Depuis deux ans, la Cour
ecclésiastique de Rome accueille entre ses murs un invité détonnant. Il porte la
robe des Bénédictins, mais se vante de s'être déjà défroqué pour le statut de
prêtre laïc – « il faut bien vivre ! » – (et une paroisse rapporte une rente
confortable, si l'on a quelques appuis). Et de cet homme au parcours déroutant,
et aux propos souvent trop libres, émane pourtant un charme tel qu'on lui
pardonne tout. Même d'étudier le grec et la médecine. N'oublions pas qu'il est
ecclésiastique.
Mais le pape Paul III, que ce
visiteur voit souvent, l'a même autorisé exceptionnellement à la pratiquer,
cette médecine, et auprès d'un cardinal influent, Jean du Bellay, son ami. Il
est ambassadeur de France à Rome, un hôte chez qui l'on mène grand train. Sa
table est connue pour être la plus prestigieuse de la ville.

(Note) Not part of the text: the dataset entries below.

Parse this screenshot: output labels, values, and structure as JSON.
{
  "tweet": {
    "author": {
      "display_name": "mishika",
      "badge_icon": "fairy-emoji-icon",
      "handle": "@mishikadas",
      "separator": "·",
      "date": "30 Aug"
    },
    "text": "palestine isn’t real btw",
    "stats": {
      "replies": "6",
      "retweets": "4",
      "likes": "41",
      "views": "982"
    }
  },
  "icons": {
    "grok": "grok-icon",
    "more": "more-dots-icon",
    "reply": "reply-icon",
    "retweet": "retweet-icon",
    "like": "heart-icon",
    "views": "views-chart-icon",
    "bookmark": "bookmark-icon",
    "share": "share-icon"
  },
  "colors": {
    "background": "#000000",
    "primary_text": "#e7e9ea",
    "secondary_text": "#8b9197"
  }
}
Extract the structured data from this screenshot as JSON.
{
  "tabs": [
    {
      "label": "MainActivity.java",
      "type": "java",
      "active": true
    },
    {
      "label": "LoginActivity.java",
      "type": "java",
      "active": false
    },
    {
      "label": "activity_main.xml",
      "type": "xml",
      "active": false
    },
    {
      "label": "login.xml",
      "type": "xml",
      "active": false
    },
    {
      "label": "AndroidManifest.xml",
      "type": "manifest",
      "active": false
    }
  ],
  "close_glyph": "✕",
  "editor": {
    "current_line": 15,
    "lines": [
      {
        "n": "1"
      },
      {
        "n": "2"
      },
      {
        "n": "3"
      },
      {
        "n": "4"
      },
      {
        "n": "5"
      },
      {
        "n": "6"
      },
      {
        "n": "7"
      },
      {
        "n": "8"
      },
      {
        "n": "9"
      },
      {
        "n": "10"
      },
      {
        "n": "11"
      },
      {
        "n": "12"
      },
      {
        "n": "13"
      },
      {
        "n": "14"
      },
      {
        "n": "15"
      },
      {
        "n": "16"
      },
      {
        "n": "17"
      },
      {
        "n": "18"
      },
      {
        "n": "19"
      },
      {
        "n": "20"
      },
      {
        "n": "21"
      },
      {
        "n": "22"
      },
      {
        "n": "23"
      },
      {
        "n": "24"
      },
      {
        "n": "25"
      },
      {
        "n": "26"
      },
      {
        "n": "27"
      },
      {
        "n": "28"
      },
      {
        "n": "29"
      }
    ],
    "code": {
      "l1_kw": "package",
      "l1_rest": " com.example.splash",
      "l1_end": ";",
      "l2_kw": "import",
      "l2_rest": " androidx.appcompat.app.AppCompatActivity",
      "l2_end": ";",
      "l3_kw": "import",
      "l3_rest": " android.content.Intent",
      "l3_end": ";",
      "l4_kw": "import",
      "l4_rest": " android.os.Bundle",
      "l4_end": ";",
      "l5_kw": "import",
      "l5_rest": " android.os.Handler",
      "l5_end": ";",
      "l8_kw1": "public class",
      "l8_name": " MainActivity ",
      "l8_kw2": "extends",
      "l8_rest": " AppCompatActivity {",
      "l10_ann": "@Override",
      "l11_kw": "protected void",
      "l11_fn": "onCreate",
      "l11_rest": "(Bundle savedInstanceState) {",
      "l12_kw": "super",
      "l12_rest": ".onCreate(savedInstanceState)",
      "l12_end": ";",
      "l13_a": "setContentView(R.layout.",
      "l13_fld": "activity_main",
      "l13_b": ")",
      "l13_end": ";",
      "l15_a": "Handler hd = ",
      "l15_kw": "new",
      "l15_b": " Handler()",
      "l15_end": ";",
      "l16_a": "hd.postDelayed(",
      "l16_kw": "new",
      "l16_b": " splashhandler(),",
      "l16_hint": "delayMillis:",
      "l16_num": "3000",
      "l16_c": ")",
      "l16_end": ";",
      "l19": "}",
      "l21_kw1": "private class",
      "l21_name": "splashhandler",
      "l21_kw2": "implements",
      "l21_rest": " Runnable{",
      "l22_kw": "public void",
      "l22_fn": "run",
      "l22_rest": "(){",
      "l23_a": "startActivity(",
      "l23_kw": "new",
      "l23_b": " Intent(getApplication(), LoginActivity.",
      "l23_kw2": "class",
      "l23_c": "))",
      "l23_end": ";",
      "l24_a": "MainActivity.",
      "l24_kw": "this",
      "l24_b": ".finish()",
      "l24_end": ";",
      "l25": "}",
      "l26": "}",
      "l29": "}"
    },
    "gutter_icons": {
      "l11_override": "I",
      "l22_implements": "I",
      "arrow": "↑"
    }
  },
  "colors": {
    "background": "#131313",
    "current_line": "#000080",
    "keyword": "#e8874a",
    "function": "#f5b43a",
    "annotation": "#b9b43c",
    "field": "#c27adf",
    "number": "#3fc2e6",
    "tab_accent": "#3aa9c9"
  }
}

La réputation du visiteur est
vite devenue celle d'un curieux inaltérable, d'un libertin inassouvissable, d'un
érudit exceptionnel. On l'a baptisé depuis à Rome, le « polymathe François »,
car cet homme effectivement touche à tout.
Cet homme, c'est François
Rabelais.
Rabelais qui, l'année précédente
avait déjà visité quelques éditeurs pour présenter à Rome une œuvre littéraire
qui en France a eu le don de provoquer quelques remous dans les différentes
sphères du pouvoir : il s'agit, bien sûr de La Vie très horrificque du grand
Gargantua suivie de Pantagruel, Roi des Dipsodes.
Alors c'est vrai, on ne dit nulle part si Rabelais a rencontré M. Ange. On sait juste qu'il est resté quatre années consécutives à Rome et qu'il a visité les principaux grands chantiers artistiques de la ville. Mais quelques coïncidences étonnantes sont à relever entre Rabelais et le Peintre de la Sixtine, quant à la manière particulière qu'ils ont, tous deux, de s'approprier la tradition religieuse chrétienne.